Mais plusieurs points restent à améliorer, en particulier l’accessibilité, les navettes, le confort acoustique et thermique, ainsi que l’appropriation des espaces. Des actions correctives sont déjà engagées et un suivi est prévu dans la durée. L’objectif affiché est clair : faire d’Orange Gardens un campus plus efficace, plus durable et mieux adapté aux besoins de tous
Analyse de la CFE-CGC
Lors du CSEC du 10 juin 2026, la CFE-CGC Orange a pointé les limites du bilan de l’étape 4 du projet de réaménagement d’Orange Gardens. Si le projet est présenté comme une modernisation stratégique, les documents ne démontrent pas suffisamment ses effets réels sur les salariés, ni sur l’organisation du travail.
Ce que nous dénonçons :
- Une logique surtout financière et environnementale, avec un impact social insuffisamment pris en compte ;
- Des inquiétudes fortes sur l’accessibilité du site, l’allongement des trajets et les conséquences pour les salariés les plus exposés, notamment les personnes en situation de handicap ou en monoparentalité ;
- Des migrations techniques complexes qui font craindre des risques de perturbation et des coûts mal maîtrisés ;
- Des garanties encore trop floues sur la durabilité des aménagements, la gestion des déchets et les engagements environnementaux ;
- Un manque de transparence sur la participation des salariés et sur la prise en compte du travail réel.

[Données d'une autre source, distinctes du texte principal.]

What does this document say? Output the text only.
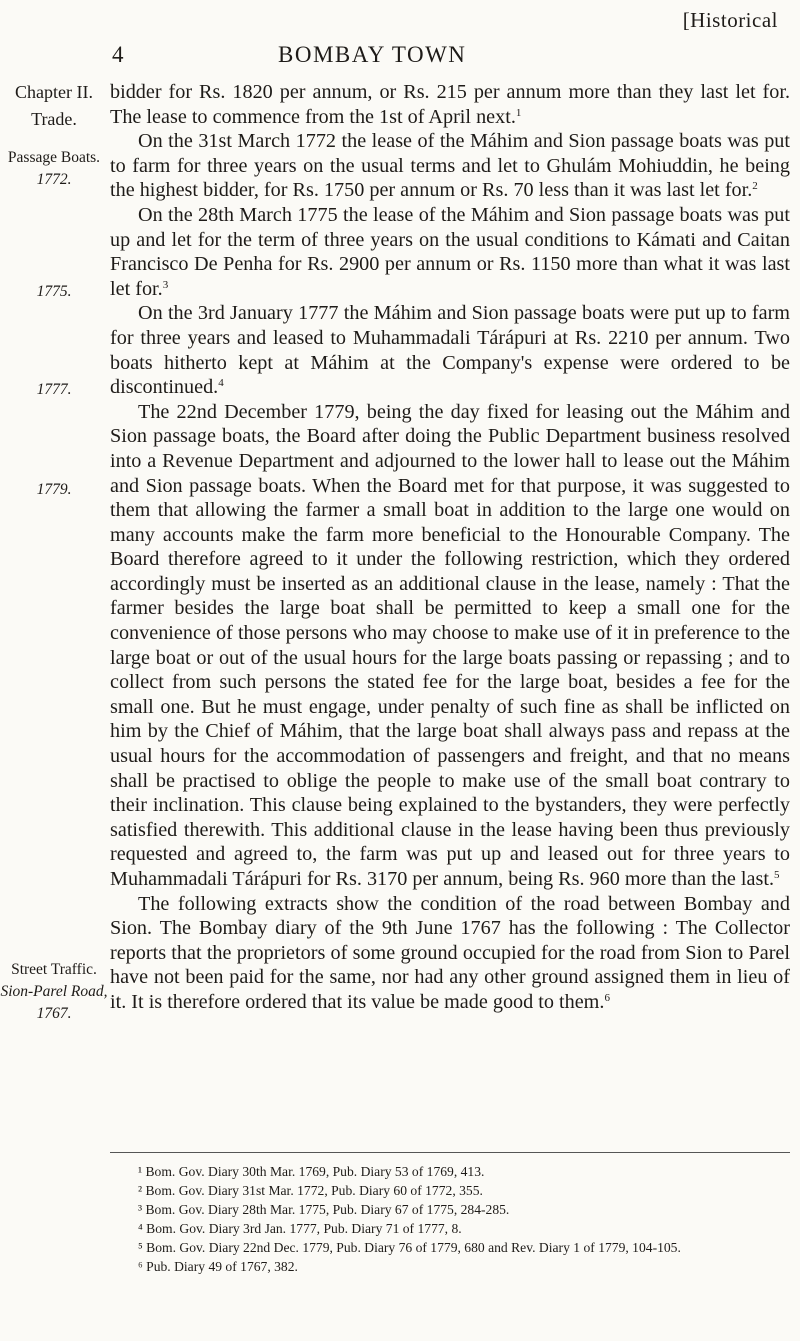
[Historical
4	BOMBAY TOWN
Chapter II.
Trade.
Passage Boats.
1772.
1775.
1777.
1779.
Street Traffic.
Sion-Parel Road,
1767.

bidder for Rs. 1820 per annum, or Rs. 215 per annum more than they last let for. The lease to commence from the 1st of April next.$^1$

On the 31st March 1772 the lease of the Máhim and Sion passage boats was put to farm for three years on the usual terms and let to Ghulám Mohiuddin, he being the highest bidder, for Rs. 1750 per annum or Rs. 70 less than it was last let for.$^2$

On the 28th March 1775 the lease of the Máhim and Sion passage boats was put up and let for the term of three years on the usual conditions to Kámati and Caitan Francisco De Penha for Rs. 2900 per annum or Rs. 1150 more than what it was last let for.$^3$

On the 3rd January 1777 the Máhim and Sion passage boats were put up to farm for three years and leased to Muhammadali Tárápuri at Rs. 2210 per annum. Two boats hitherto kept at Máhim at the Company's expense were ordered to be discontinued.$^4$

The 22nd December 1779, being the day fixed for leasing out the Máhim and Sion passage boats, the Board after doing the Public Department business resolved into a Revenue Department and adjourned to the lower hall to lease out the Máhim and Sion passage boats. When the Board met for that purpose, it was suggested to them that allowing the farmer a small boat in addition to the large one would on many accounts make the farm more beneficial to the Honourable Company. The Board therefore agreed to it under the following restriction, which they ordered accordingly must be inserted as an additional clause in the lease, namely : That the farmer besides the large boat shall be permitted to keep a small one for the convenience of those persons who may choose to make use of it in preference to the large boat or out of the usual hours for the large boats passing or repassing ; and to collect from such persons the stated fee for the large boat, besides a fee for the small one. But he must engage, under penalty of such fine as shall be inflicted on him by the Chief of Máhim, that the large boat shall always pass and repass at the usual hours for the accommodation of passengers and freight, and that no means shall be practised to oblige the people to make use of the small boat contrary to their inclination. This clause being explained to the bystanders, they were perfectly satisfied therewith. This additional clause in the lease having been thus previously requested and agreed to, the farm was put up and leased out for three years to Muhammadali Tárápuri for Rs. 3170 per annum, being Rs. 960 more than the last.$^5$

The following extracts show the condition of the road between Bombay and Sion. The Bombay diary of the 9th June 1767 has the following : The Collector reports that the proprietors of some ground occupied for the road from Sion to Parel have not been paid for the same, nor had any other ground assigned them in lieu of it. It is therefore ordered that its value be made good to them.$^6$

¹ Bom. Gov. Diary 30th Mar. 1769, Pub. Diary 53 of 1769, 413.
² Bom. Gov. Diary 31st Mar. 1772, Pub. Diary 60 of 1772, 355.
³ Bom. Gov. Diary 28th Mar. 1775, Pub. Diary 67 of 1775, 284-285.
⁴ Bom. Gov. Diary 3rd Jan. 1777, Pub. Diary 71 of 1777, 8.
⁵ Bom. Gov. Diary 22nd Dec. 1779, Pub. Diary 76 of 1779, 680 and Rev. Diary 1 of 1779, 104-105.
⁶ Pub. Diary 49 of 1767, 382.
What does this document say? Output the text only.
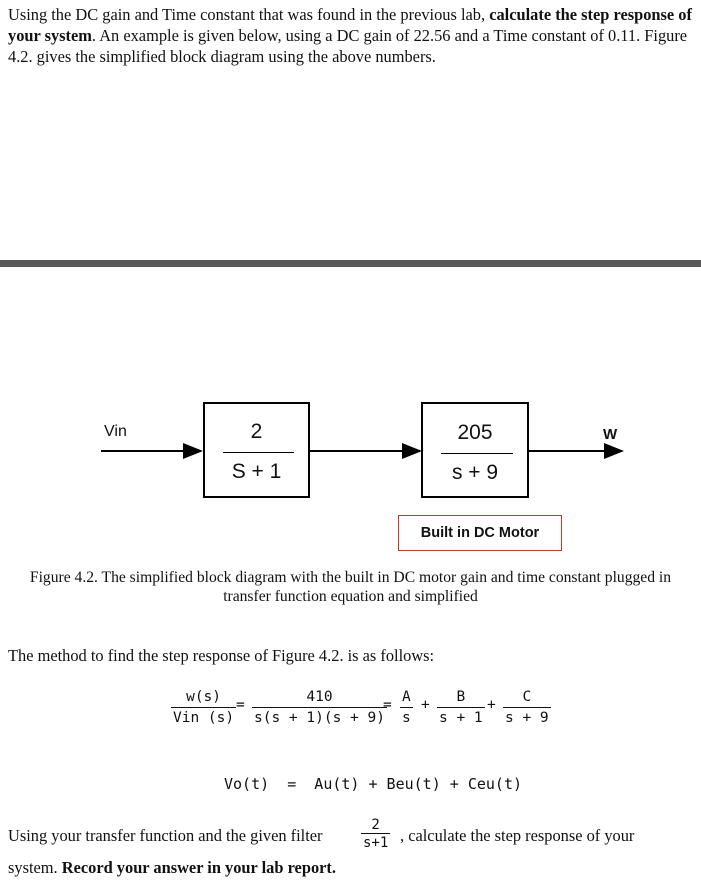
Using the DC gain and Time constant that was found in the previous lab, calculate the step response of your system. An example is given below, using a DC gain of 22.56 and a Time constant of 0.11. Figure 4.2. gives the simplified block diagram using the above numbers.
Vin	W
2
S + 1
205
s + 9
Built in DC Motor
Figure 4.2. The simplified block diagram with the built in DC motor gain and time constant plugged in
transfer function equation and simplified
The method to find the step response of Figure 4.2. is as follows:
w(s)
Vin (s)
= $\frac{410}{s(s + 1)(s + 9)}$
= $\frac{A}{s} + \frac{B}{s + 1} + \frac{C}{s + 9}$
Vo(t)  =  Au(t) + Beu(t) + Ceu(t)
Using your transfer function and the given filter	$\frac{2}{s+1}$ , calculate the step response of your
system. Record your answer in your lab report.
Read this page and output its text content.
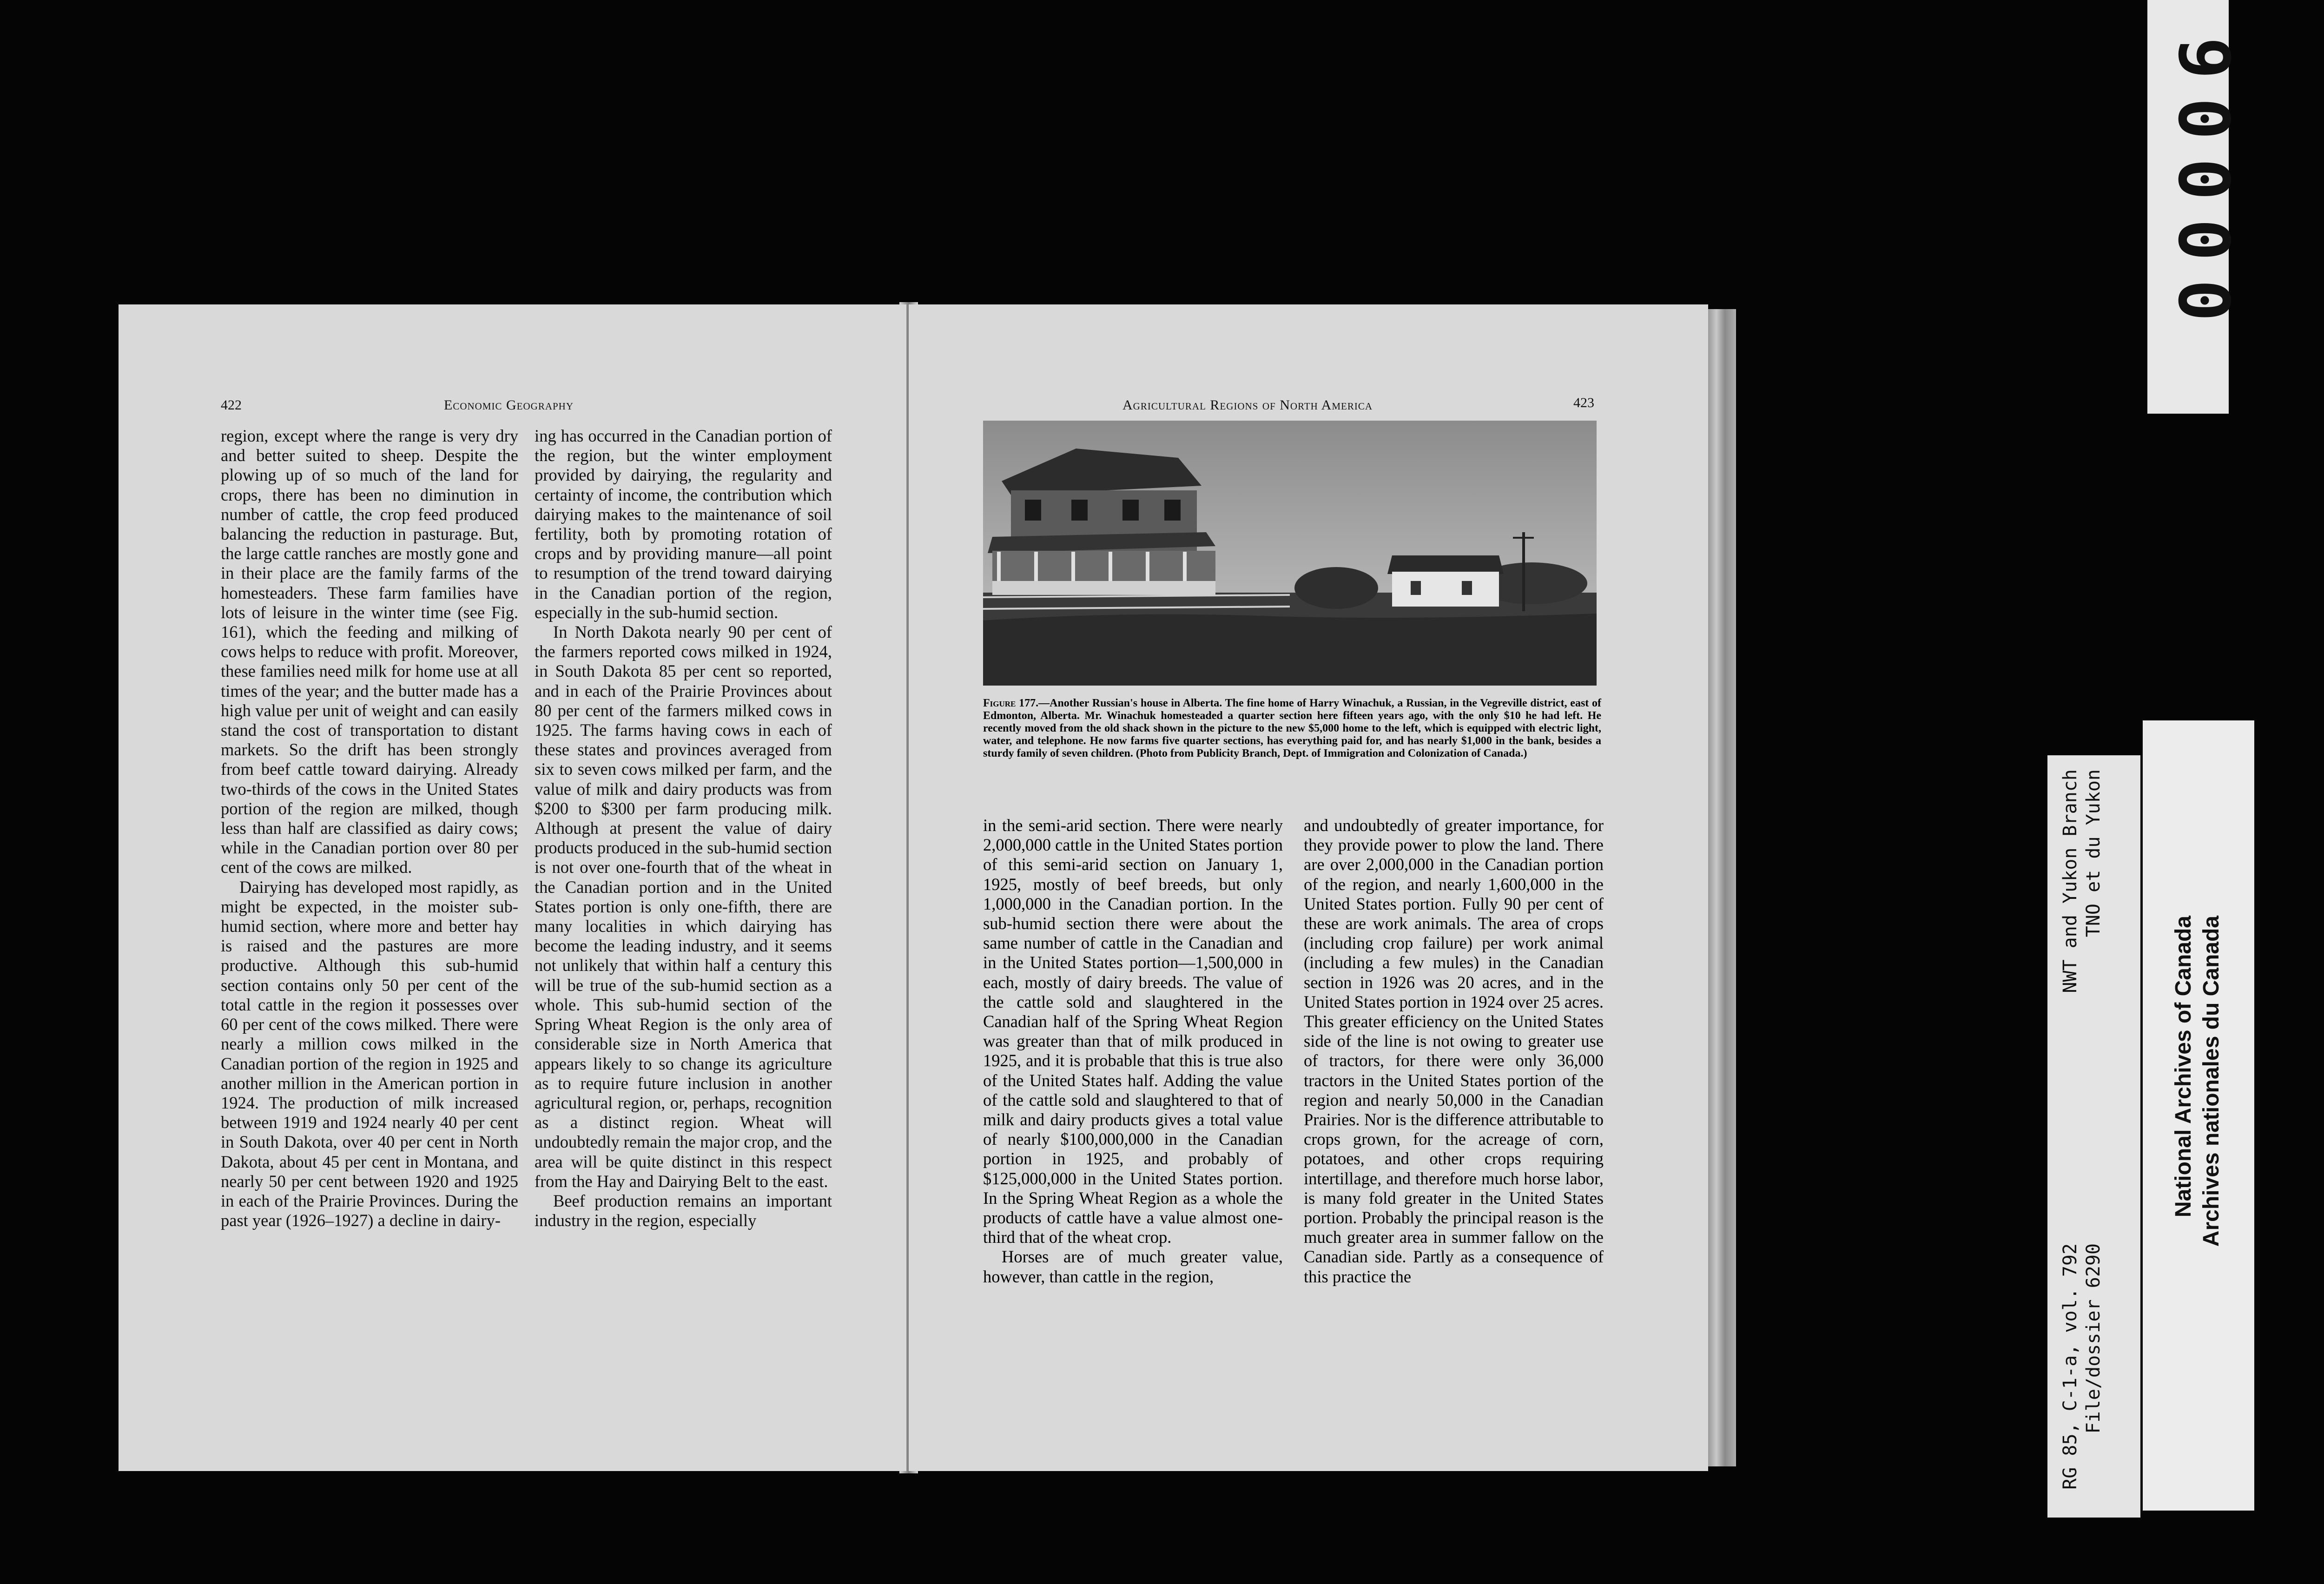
422	Economic Geography

region, except where the range is very dry and better suited to sheep. Despite the plowing up of so much of the land for crops, there has been no diminution in number of cattle, the crop feed produced balancing the reduction in pasturage. But, the large cattle ranches are mostly gone and in their place are the family farms of the homesteaders. These farm families have lots of leisure in the winter time (see Fig. 161), which the feeding and milking of cows helps to reduce with profit. Moreover, these families need milk for home use at all times of the year; and the butter made has a high value per unit of weight and can easily stand the cost of transportation to distant markets. So the drift has been strongly from beef cattle toward dairying. Already two-thirds of the cows in the United States portion of the region are milked, though less than half are classified as dairy cows; while in the Canadian portion over 80 per cent of the cows are milked.

Dairying has developed most rapidly, as might be expected, in the moister sub-humid section, where more and better hay is raised and the pastures are more productive. Although this sub-humid section contains only 50 per cent of the total cattle in the region it possesses over 60 per cent of the cows milked. There were nearly a million cows milked in the Canadian portion of the region in 1925 and another million in the American portion in 1924. The production of milk increased between 1919 and 1924 nearly 40 per cent in South Dakota, over 40 per cent in North Dakota, about 45 per cent in Montana, and nearly 50 per cent between 1920 and 1925 in each of the Prairie Provinces. During the past year (1926–1927) a decline in dairy-

ing has occurred in the Canadian portion of the region, but the winter employment provided by dairying, the regularity and certainty of income, the contribution which dairying makes to the maintenance of soil fertility, both by promoting rotation of crops and by providing manure—all point to resumption of the trend toward dairying in the Canadian portion of the region, especially in the sub-humid section.

In North Dakota nearly 90 per cent of the farmers reported cows milked in 1924, in South Dakota 85 per cent so reported, and in each of the Prairie Provinces about 80 per cent of the farmers milked cows in 1925. The farms having cows in each of these states and provinces averaged from six to seven cows milked per farm, and the value of milk and dairy products was from $200 to $300 per farm producing milk. Although at present the value of dairy products produced in the sub-humid section is not over one-fourth that of the wheat in the Canadian portion and in the United States portion is only one-fifth, there are many localities in which dairying has become the leading industry, and it seems not unlikely that within half a century this will be true of the sub-humid section as a whole. This sub-humid section of the Spring Wheat Region is the only area of considerable size in North America that appears likely to so change its agriculture as to require future inclusion in another agricultural region, or, perhaps, recognition as a distinct region. Wheat will undoubtedly remain the major crop, and the area will be quite distinct in this respect from the Hay and Dairying Belt to the east.

Beef production remains an important industry in the region, especially

Agricultural Regions of North America	423
Figure 177.—Another Russian's house in Alberta. The fine home of Harry Winachuk, a Russian, in the Vegreville district, east of Edmonton, Alberta. Mr. Winachuk homesteaded a quarter section here fifteen years ago, with the only $10 he had left. He recently moved from the old shack shown in the picture to the new $5,000 home to the left, which is equipped with electric light, water, and telephone. He now farms five quarter sections, has everything paid for, and has nearly $1,000 in the bank, besides a sturdy family of seven children. (Photo from Publicity Branch, Dept. of Immigration and Colonization of Canada.)

in the semi-arid section. There were nearly 2,000,000 cattle in the United States portion of this semi-arid section on January 1, 1925, mostly of beef breeds, but only 1,000,000 in the Canadian portion. In the sub-humid section there were about the same number of cattle in the Canadian and in the United States portion—1,500,000 in each, mostly of dairy breeds. The value of the cattle sold and slaughtered in the Canadian half of the Spring Wheat Region was greater than that of milk produced in 1925, and it is probable that this is true also of the United States half. Adding the value of the cattle sold and slaughtered to that of milk and dairy products gives a total value of nearly $100,000,000 in the Canadian portion in 1925, and probably of $125,000,000 in the United States portion. In the Spring Wheat Region as a whole the products of cattle have a value almost one-third that of the wheat crop.

Horses are of much greater value, however, than cattle in the region,

and undoubtedly of greater importance, for they provide power to plow the land. There are over 2,000,000 in the Canadian portion of the region, and nearly 1,600,000 in the United States portion. Fully 90 per cent of these are work animals. The area of crops (including crop failure) per work animal (including a few mules) in the Canadian section in 1926 was 20 acres, and in the United States portion in 1924 over 25 acres. This greater efficiency on the United States side of the line is not owing to greater use of tractors, for there were only 36,000 tractors in the United States portion of the region and nearly 50,000 in the Canadian Prairies. Nor is the difference attributable to crops grown, for the acreage of corn, potatoes, and other crops requiring intertillage, and therefore much horse labor, is many fold greater in the United States portion. Probably the principal reason is the much greater area in summer fallow on the Canadian side. Partly as a consequence of this practice the

00006
NWT and Yukon Branch TNO et du Yukon
RG 85, C-1-a, vol. 792 File/dossier 6290
National Archives of Canada Archives nationales du Canada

La CFE-CGC Orange rappelle que le dossier ne répond pas clairement à trois questions essentielles : combien coûte réellement ce projet, qui supporte le surcoût des trajets, et comment le travail quotidien est-il réellement pris en compte.
Les élus ont relevé aussi des points de vigilance sur le respect des normes, notamment en matière de sécurité incendie et de renouvellement de l’air, avec des calculs et des plans encore insuffisamment détaillés.
Un bilan doit démontrer des effets concrets sur la qualité de vie au travail, la coopération, la charge mentale et les conditions réelles d’exercice des métiers.